The %sql magic command allows you to execute Spark SQL queries directly within your Python or Scala notebooks. It provides a seamless way to interact with your data using SQL syntax while maintaining the ability to use the results in subsequent code cells.

Basic Usage

You can use %sql for single-line queries or %%sql for multi-line blocks.

Single-Line Query

%sql SELECT * FROM range(10)

Multi-Line Query

%%sql
SELECT
category,
COUNT(*) as count
FROM
sales_data
GROUP BY
category

Working with Results (\_sqldf)

Every successful execution of a %sql command automatically captures the result in two ways:

  • Python Variable - A Spark DataFrame named \_sqldf is created in the notebook's namespace.
  • Temporary View -  A Spark temporary view named \_sqldf is registered, allowing you to query the result in subsequent SQL cells.

Note: Every successful %sql execution overwrites the previous \_sqldf. If a query fails, the previous successful \_sqldf is preserved.

Example: Using results in Python

# After running a %sql query
df = _sqldf
print(df.count())

Example: Using results in SQL

%sql SELECT * FROM _sqldf WHERE count > 100

Variable Interpolation and Parameters

Syntasa supports two ways to pass variables from your notebook into SQL queries.

Legacy Interpolation ($var or ${var})

You can substitute scalar variables (strings, integers, floats, and booleans) directly into your SQL.

  • Python -  tbl = "my\_table" $\rightarrow$ %sql SELECT \* FROM $tbl
  • Scala -  val limit = 10 $\rightarrow$ %sql SELECT \* FROM range($limit)

Named Parameter Markers (:name)

For injection-safe and type-correct binding (requires Spark 3.4+), use the colon prefix.

%sql SELECT * FROM users WHERE user_id = :uid

The system will look for a variable named uid in your notebook and bind it to the query.

Features and Behavior

Interactive Tables

Results are rendered as interactive HTML tables.

  • Display Limit -  By default, the UI displays up to 10,000 rows.
  • Truncation - If a result exceeds the limit, a footer will notify you that the results are truncated and suggest using \_sqldf to access the full dataset.

Multi-Statement Support

You can run multiple SQL statements in a single %%sql cell by separating them with semicolons (;).

%%sql
USE my_database;
CREATE OR REPLACE TEMP VIEW recent_logs AS SELECT * FROM logs WHERE date > '2023-01-01';
SELECT COUNT(*) FROM recent_logs;

Comments

  • SQL Comments -  Standard -- (line) and /\* ... \*/ (block) comments are supported.
  • Python-style Comments -  You can use # for line comments; the system will strip them before execution to prevent Spark syntax errors.

Cross-Language Support

  • Scala Notebooks -  Scala val bindings are automatically bridged.
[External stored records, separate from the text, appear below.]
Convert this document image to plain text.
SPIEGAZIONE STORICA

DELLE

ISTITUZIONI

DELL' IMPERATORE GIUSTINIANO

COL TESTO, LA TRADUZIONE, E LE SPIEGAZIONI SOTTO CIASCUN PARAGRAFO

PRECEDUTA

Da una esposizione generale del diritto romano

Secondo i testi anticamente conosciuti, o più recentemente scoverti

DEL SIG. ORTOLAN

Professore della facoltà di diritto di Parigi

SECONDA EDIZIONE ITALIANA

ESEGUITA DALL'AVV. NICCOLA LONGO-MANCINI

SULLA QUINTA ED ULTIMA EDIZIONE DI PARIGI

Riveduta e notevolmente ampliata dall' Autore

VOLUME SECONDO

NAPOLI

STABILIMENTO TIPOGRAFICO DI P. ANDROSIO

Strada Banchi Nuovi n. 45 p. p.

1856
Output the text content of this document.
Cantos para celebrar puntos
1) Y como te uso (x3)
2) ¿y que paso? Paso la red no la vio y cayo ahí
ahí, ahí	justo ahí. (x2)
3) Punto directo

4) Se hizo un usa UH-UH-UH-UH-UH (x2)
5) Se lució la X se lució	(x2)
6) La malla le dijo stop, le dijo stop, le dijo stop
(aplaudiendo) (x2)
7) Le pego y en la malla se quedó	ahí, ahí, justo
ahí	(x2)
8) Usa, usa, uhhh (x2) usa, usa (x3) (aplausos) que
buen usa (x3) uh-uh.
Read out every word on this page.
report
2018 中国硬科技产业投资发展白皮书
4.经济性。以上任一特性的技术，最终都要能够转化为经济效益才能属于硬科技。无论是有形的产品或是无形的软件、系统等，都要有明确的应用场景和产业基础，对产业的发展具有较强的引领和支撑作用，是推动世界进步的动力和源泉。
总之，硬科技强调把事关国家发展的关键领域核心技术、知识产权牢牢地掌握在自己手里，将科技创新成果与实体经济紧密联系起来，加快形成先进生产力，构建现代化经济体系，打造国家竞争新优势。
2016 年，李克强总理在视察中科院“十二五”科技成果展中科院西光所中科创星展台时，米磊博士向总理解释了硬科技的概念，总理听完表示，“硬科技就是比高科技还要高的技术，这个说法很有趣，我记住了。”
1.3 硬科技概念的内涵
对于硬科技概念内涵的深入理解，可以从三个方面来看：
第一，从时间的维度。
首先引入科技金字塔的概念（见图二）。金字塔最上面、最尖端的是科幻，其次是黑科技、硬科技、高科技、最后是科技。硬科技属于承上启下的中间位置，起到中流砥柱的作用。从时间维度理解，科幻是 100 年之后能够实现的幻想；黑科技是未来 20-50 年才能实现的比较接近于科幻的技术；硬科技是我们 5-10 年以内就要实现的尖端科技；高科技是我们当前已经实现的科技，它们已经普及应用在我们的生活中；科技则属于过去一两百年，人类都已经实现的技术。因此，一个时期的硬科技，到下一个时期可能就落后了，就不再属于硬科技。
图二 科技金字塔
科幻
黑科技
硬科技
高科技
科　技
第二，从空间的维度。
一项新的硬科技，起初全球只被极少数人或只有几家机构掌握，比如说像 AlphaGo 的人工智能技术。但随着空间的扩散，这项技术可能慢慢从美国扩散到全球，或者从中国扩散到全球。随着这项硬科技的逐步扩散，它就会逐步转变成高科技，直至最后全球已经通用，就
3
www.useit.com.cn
You can define a value in Scala and immediately use it in a %sql cell as a parameter or via interpolation.
  • %run Support -  If you use %run to include another notebook, any %sql cells in the child notebook will execute correctly, and any temporary views created will be available in the parent notebook.

Error Handling

  • Syntax Errors -  If your SQL has a syntax error, the system will display the error message from Spark without interrupting the notebook kernel.
  • Unresolved Variables -  If you use a $var that isn't defined, a warning will be displayed, and the literal string $var will be sent to Spark.
  • Missing Parameters - If a :name marker is used but the variable is not found in the notebook, the query will not be sent to Spark, and an error will be shown.